Welcome to the 2016 Bailey’s Prize for Fiction Longlist, and this year’s installment of MY GOD I CAN’T POSSIBLY READ ALL THESE BOOKS, BUT I CAN’T NOT, EITHER breakdown.
It’s a prize I see coming months away, yet I can’t manage to protect myself from the inevitable uncontrolled lust it provokes. Same for the Bookers, or it was.
These past few years have proven that prize ridiculously political and unliterary in ways which are unforgivable. Are they now moot, well that’s the question. Maybe so. Maybe I’m done with them. GASP of utter dismay – but ask me again next time that longlist rolls around.
But not so the Baileys, oh no, not so. They remain very relevant, even crucial. Other awards remain male-dominated. Disagree? Do the math, then come see me once you’ve finished. I’ll have forgotten on what errand I sent you way before you return, but it would impress me knowing you’d tried.
- Paperback: 480 pages
- Publisher: Back Bay Books; Reprint edition (January 12, 2016)
- Language: English
- ISBN-10: 0316176508
- ISBN-13: 978-0316176507
I’ve read Kate Atkinson’s Life After Life, a sort of prequel to her latest Bailey’s Prize-nominated A God in Ruins, and that book was masterful, a gob-smacker. This is why it hurts me so deeply that I’m too involved with reviewing other books and interviewing other writers to pick up her newest and do it any justice. Because not only has it been nominated for the Baileys, it also won last year’s Costa.
I mean, FUCK ME. How can I not find time to read this book? Please hold while the stabbing pain in my heart subsides.
“We cannot turn away,” Miss Woolf told her, “we must get on with our job and we must bear witness.”
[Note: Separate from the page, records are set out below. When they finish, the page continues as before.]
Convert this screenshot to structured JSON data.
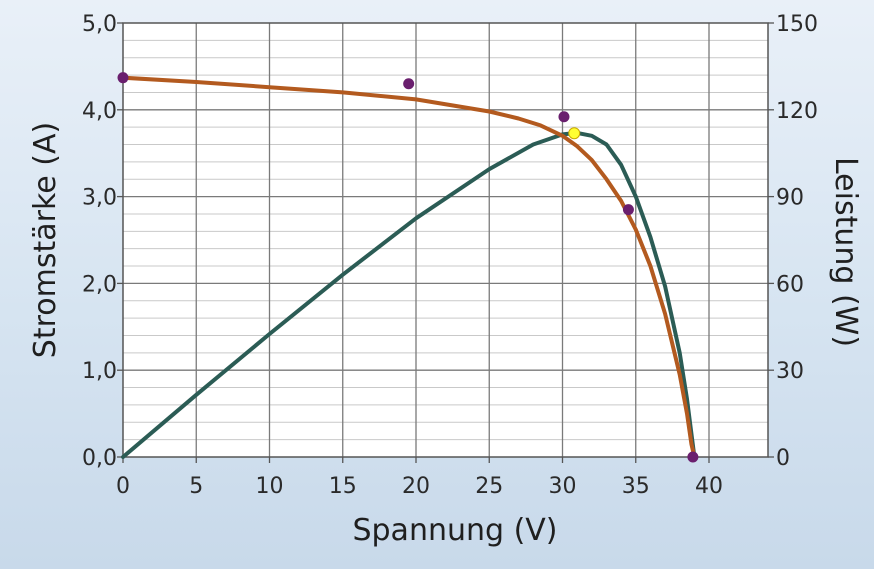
{
  "chart_data": {
    "type": "line",
    "xlabel": "Spannung (V)",
    "ylabel": "Stromstärke (A)",
    "y2label": "Leistung (W)",
    "xlim": [
      0,
      44
    ],
    "ylim": [
      0,
      5
    ],
    "y2lim": [
      0,
      150
    ],
    "x_ticks": [
      "0",
      "5",
      "10",
      "15",
      "20",
      "25",
      "30",
      "35",
      "40"
    ],
    "y_ticks": [
      "0,0",
      "1,0",
      "2,0",
      "3,0",
      "4,0",
      "5,0"
    ],
    "y2_ticks": [
      "0",
      "30",
      "60",
      "90",
      "120",
      "150"
    ],
    "grid": true,
    "colors": {
      "current": "#b35a1f",
      "power": "#2b5c55",
      "markers": "#6a1f6e",
      "mpp": "#ffff33"
    },
    "series": [
      {
        "axis": "left",
        "x": [
          0,
          5,
          10,
          15,
          20,
          25,
          27,
          28.5,
          30,
          31,
          32,
          33,
          34,
          35,
          36,
          37,
          38,
          38.5,
          38.8,
          39
        ],
        "values": [
          4.37,
          4.32,
          4.26,
          4.2,
          4.12,
          3.98,
          3.9,
          3.82,
          3.7,
          3.58,
          3.42,
          3.2,
          2.95,
          2.62,
          2.2,
          1.65,
          0.95,
          0.5,
          0.15,
          0
        ]
      },
      {
        "axis": "right",
        "x": [
          0,
          5,
          10,
          15,
          20,
          25,
          28,
          30,
          31,
          32,
          33,
          34,
          35,
          36,
          37,
          38,
          38.5,
          39
        ],
        "values": [
          0,
          21.5,
          42.5,
          63,
          82.5,
          99.5,
          108,
          111.5,
          112,
          111,
          108,
          101,
          90,
          76,
          59,
          36,
          20,
          0
        ]
      }
    ],
    "points": [
      {
        "x": 0,
        "y": 4.37
      },
      {
        "x": 19.5,
        "y": 4.3
      },
      {
        "x": 30.1,
        "y": 3.92
      },
      {
        "x": 34.5,
        "y": 2.85
      },
      {
        "x": 38.9,
        "y": 0
      }
    ],
    "mpp_point": {
      "x": 30.8,
      "y": 3.73
    }
  }
}
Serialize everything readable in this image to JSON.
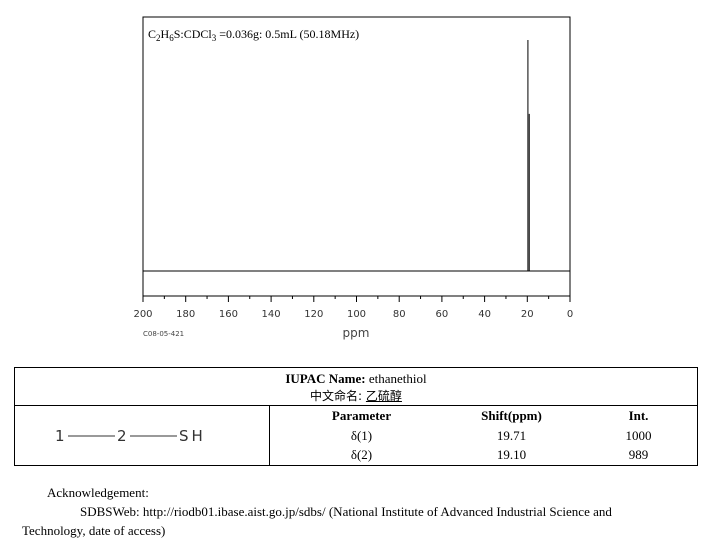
{
  "chart_data": {
    "type": "nmr-spectrum",
    "title_parts": [
      "C",
      "2",
      "H",
      "6",
      "S:CDCl",
      "3",
      " =0.036g: 0.5mL (50.18MHz)"
    ],
    "xlabel": "ppm",
    "xlim": [
      200,
      0
    ],
    "x_ticks": [
      200,
      180,
      160,
      140,
      120,
      100,
      80,
      60,
      40,
      20,
      0
    ],
    "x_tick_labels": [
      "200",
      "180",
      "160",
      "140",
      "120",
      "100",
      "80",
      "60",
      "40",
      "20",
      "0"
    ],
    "code": "C08-05-421",
    "peaks": [
      {
        "shift": 19.71,
        "intensity": 1000
      },
      {
        "shift": 19.1,
        "intensity": 989
      }
    ]
  },
  "iupac": {
    "label": "IUPAC Name:",
    "name": "ethanethiol"
  },
  "chinese": {
    "label": "中文命名:",
    "name": "乙硫醇"
  },
  "structure": {
    "atom1": "1",
    "atom2": "2",
    "group": "SH"
  },
  "table": {
    "headers": [
      "Parameter",
      "Shift(ppm)",
      "Int."
    ],
    "rows": [
      [
        "δ(1)",
        "19.71",
        "1000"
      ],
      [
        "δ(2)",
        "19.10",
        "989"
      ]
    ]
  },
  "acknowledgement": {
    "heading": "Acknowledgement:",
    "line1": "SDBSWeb: http://riodb01.ibase.aist.go.jp/sdbs/ (National Institute of Advanced Industrial Science and",
    "line2": "Technology, date of access)"
  }
}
What did that mean, Ursula wondered.
“It means,” Miss Woolf said, “that we must remember these people when we are safely in the future.”
“And if we are killed?”
“Then others must remember us.”
I’m cowed by Atkinson. She exhibits a generous helping of spatial logic, for lack of a more apt term, which may make no sense when applied to reading, but think about it.
Just a bit.
Keep thinking.
She has it and I lack it. I feel physical pain in my brain – not my head, my actual brain – when I try to picture very complex imagery or wrap my understanding around extremely twisty-turny stories. No, I’m not stupid, but I have a certain limit. I’ll throw out Donna Tartt’s The Goldfinch as an example of a novel that nearly blew up my brain.
Don’t even get started on Ulysses.
On A God in Ruins:
“Triumphant…such a dazzling read…Atkinson gives Teddy’s wartime experiences the full treatment in a series of thrilling set pieces. Even more impressive,though, is her ability to invest the more everday events with a similar grandeur…almost as innovative as Atkinson’s technique in Life After Life – a possibly more authentic as an expression of how it feels to be alive…it ends on one of the most devastating twists in recent fiction…it adds a further level of overwhelming poignancy to an already extraordinarily affecting book.”
— James Walton Daily Telegraph
I love Kate Atkinson’s books but she gives me a pain in the head. Let that one settle. I love her, and I’ll never stop reading her, but doing so demands I blaze new trails in my brain.
Maybe that’s not such a bad thing?
So, what’s a girl to do. Dunno, but what I’m doing is linking to a charmingly enthusiastic review of AGIR, a YouTube video review done by a lovely young vlogger from her channel ‘Always Bookish,’ because I think she’s adorable:
There, now, don’t you feel better about life already.